Bupati Yalimo terpilih Erdi Dabi merasa dizholimi oleh MK. Sebab, baik dalam Pilkada maupun pemungutan suara ulang (PSU) yang diamanatkan dalam putusan MK, ia bersama pasangannya John Wilil tampil sebagai pemenang. Itu tertuang dalam Berita Acara Nomor 021/PL.02.7-BA/9122/KPU-Kab/V/2021 tentang penetapan Pasangan Calon Bupati dan Wakil Bupati Terpilih Dalam Pemilihan Bupati dan Wakil Bupati Yalimo tahun 2020 tanggal 18 Mei 2021 serta Surat Keputusan KPU Kabupaten Yalimo Nomor : 118/PL.02.7-Kpt/9122/KPU-Kab/V/2021 Tentang Penetapan Pasangan Calon Bupati dan Wakil Bupati Terpilih Dalam Pemilihan Bupati dan Wakil Bupati Yalimo tahun 2020 tanggal 18 Mei 2021, yang hingga kini belum dibatalkan oleh MK.

Erdi Dabi dan John Wilil pada Pilkada Serentak, 9 Desember 2020, berhasil meraup 47.881 suara, mengalahkan pasangan Lakius Peyon dan John Wilil (43.067 suara).

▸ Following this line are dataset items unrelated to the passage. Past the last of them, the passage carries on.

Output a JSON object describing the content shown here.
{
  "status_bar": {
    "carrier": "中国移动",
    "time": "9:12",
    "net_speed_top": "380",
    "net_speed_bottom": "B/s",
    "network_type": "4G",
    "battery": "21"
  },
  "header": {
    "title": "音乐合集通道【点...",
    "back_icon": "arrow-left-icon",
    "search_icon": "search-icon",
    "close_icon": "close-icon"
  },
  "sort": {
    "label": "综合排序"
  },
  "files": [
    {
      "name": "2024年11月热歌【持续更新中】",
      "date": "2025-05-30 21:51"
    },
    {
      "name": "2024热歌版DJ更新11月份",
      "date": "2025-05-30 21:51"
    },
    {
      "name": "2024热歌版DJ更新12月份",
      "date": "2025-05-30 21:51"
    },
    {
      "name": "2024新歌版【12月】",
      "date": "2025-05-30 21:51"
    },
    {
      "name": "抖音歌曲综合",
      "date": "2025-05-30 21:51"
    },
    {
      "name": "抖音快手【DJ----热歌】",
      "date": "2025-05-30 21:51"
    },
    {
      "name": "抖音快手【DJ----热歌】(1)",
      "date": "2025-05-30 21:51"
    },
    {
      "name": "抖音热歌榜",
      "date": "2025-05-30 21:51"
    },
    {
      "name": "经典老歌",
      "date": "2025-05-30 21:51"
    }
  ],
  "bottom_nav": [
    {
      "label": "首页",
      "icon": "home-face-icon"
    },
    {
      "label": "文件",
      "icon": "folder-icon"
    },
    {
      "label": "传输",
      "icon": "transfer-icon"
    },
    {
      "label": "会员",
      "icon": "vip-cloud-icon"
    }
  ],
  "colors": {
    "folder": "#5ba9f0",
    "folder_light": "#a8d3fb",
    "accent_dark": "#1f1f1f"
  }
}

Putusan MK untuk melakukan PSU di 2 Distrik yang terdiri dari 105 TPS dijalankan oleh KPUD Yalimo pada 5 Mei 2021. Hasil rekapitulasi suara menyatakan, Erdi Dabi dan John Wilil meraih 47.781 suara, mengungguli Lakius Peyon dan Nohum dengan 43.057 suara.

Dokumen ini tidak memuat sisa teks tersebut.